Thursday, May 19, 2005

Don't Read While You Eat: Part I

Layered between the examination of my morning oatmeal is this story, Don't Read While You Eat, in many parts. Originally exposed to the eyes of others as part of the Santa Cruz Waldorf School newsletter, The Glimpse, under the heading of School Store Notes, it was at that time called the Peccary Chronicles. The reason for that is another story. The reason for the current title is the following;The Chinese recommend that one does not read and eat at the same time because it is the same Qi, the Spleen Qi, that helps with both reading and digestion. One just shouldn't spread the Spleen too thin...........

Huang Jing Liao was the first boy and the last child to be born to the branch of the Huang family who lived on the farm by the mountains. With five sisters the boy was never wanting for care. Even the youngest sister, who was only two years his senior, was always happy to give up her toys for his amusement. His nappies were always clean, stomach always full and each cry attended to almost before it came out of his mouth. His sisters promised to be more beautiful than lotuses, cleverer than rabbits and as good natured as a bowl of fresh steamed rice at the end of a long day; but they were girls and girls meant trouble and expense.

Father and Mother Huang were sure that if their girls did not run off to marry bandit princes, the parents would have to sell their small farm to provide dowries.
"Don't worry, honorable and fretful parents, we promise we will never leave you and the farm when you are too old to plant the rice and tend the chickens"
Although these words were spoken from the heart, Mother and Father Huang knew that one day each of their daughters in turn would betray the girlhood promise.
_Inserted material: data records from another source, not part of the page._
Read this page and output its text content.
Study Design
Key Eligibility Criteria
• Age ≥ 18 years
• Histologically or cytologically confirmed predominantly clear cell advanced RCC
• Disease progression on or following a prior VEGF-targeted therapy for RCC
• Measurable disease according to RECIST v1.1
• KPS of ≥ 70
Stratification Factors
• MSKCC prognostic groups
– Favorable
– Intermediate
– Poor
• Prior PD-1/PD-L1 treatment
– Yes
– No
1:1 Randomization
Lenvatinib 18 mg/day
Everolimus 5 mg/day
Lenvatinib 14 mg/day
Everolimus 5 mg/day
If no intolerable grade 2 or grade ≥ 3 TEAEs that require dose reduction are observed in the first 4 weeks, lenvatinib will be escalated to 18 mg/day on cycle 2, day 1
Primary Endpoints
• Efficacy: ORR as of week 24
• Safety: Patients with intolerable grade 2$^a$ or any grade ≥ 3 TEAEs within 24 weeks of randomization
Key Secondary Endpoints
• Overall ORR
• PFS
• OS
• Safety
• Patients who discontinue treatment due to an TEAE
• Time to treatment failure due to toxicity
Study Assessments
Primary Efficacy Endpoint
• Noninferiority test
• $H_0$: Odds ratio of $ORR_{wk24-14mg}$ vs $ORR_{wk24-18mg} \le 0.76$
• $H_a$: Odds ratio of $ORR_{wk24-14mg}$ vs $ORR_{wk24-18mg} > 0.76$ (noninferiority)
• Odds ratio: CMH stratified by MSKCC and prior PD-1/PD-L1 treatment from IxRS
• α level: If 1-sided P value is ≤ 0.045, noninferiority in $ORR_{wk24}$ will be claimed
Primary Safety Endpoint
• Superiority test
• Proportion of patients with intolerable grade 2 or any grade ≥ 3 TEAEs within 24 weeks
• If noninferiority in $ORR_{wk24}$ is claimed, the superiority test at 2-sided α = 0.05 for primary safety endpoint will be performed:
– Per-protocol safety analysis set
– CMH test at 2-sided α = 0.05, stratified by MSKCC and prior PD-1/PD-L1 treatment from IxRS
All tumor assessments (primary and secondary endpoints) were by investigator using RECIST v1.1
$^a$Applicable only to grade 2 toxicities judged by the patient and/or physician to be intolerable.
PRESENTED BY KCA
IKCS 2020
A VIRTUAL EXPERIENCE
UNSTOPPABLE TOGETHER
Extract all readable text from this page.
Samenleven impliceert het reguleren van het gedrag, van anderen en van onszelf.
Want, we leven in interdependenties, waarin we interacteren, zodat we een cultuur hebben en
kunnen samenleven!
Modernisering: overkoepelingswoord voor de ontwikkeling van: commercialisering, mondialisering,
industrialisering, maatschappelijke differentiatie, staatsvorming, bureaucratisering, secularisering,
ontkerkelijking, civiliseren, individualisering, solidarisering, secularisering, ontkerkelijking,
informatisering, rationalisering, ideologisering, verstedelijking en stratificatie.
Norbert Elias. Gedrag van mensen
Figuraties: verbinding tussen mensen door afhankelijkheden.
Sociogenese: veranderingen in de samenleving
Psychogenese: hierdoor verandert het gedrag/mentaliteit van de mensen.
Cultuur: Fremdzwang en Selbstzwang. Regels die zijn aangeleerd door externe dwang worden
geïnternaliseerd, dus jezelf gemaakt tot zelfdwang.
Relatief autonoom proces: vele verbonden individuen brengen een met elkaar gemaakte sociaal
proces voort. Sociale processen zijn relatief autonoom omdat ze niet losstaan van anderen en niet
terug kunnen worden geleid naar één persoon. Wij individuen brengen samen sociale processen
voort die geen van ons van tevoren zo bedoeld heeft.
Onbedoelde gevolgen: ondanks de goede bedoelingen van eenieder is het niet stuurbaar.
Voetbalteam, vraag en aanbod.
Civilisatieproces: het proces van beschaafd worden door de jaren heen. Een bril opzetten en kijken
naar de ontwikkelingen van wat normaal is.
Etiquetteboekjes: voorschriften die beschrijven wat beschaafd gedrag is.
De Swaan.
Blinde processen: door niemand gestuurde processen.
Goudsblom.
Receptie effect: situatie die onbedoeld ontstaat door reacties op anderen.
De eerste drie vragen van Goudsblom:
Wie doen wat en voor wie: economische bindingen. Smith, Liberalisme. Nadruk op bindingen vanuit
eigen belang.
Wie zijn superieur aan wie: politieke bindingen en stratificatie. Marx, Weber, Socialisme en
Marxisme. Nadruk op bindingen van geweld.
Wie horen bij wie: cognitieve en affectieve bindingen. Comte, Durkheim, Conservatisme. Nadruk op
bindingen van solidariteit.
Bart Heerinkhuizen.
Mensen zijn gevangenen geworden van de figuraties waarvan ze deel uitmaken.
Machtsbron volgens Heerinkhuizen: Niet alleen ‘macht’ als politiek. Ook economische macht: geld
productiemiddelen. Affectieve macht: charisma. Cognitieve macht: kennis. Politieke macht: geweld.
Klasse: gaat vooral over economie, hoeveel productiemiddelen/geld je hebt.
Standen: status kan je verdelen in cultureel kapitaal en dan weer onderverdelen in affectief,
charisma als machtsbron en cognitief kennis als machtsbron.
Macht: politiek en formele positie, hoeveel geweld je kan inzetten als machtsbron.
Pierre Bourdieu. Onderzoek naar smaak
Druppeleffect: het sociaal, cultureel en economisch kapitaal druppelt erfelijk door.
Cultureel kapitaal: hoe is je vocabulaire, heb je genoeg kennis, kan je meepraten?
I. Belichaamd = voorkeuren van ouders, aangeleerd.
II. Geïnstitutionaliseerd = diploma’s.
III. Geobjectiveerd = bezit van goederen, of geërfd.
A scent, a look, a certain light, a tone of voice, the silhouette of a shoulder against a stonewall; any of these things could turn a girl's heart into a woman's.

At the moment of his birth little Jing Liao changed the fate of his family. A boy who would grown up to be a man could also grow up to be a government official. The job of government official in those days was probably the most stable and lucrative career a person of ordinary heritage could expect. As the yelling infant was laid on her breast to suck Mother Huang thanked the gods for now her daughters could have decent dowries and she and her husband could stay on their farm with it's mountain views, fat black chickens and honeysuckle scented breezes until their deaths in venerable old age.

1 comment:

Soma said...

Now I'm hooked! What comes next? And tell me more about the esoteric significance of the oatmeal ingredients. And about peccaries!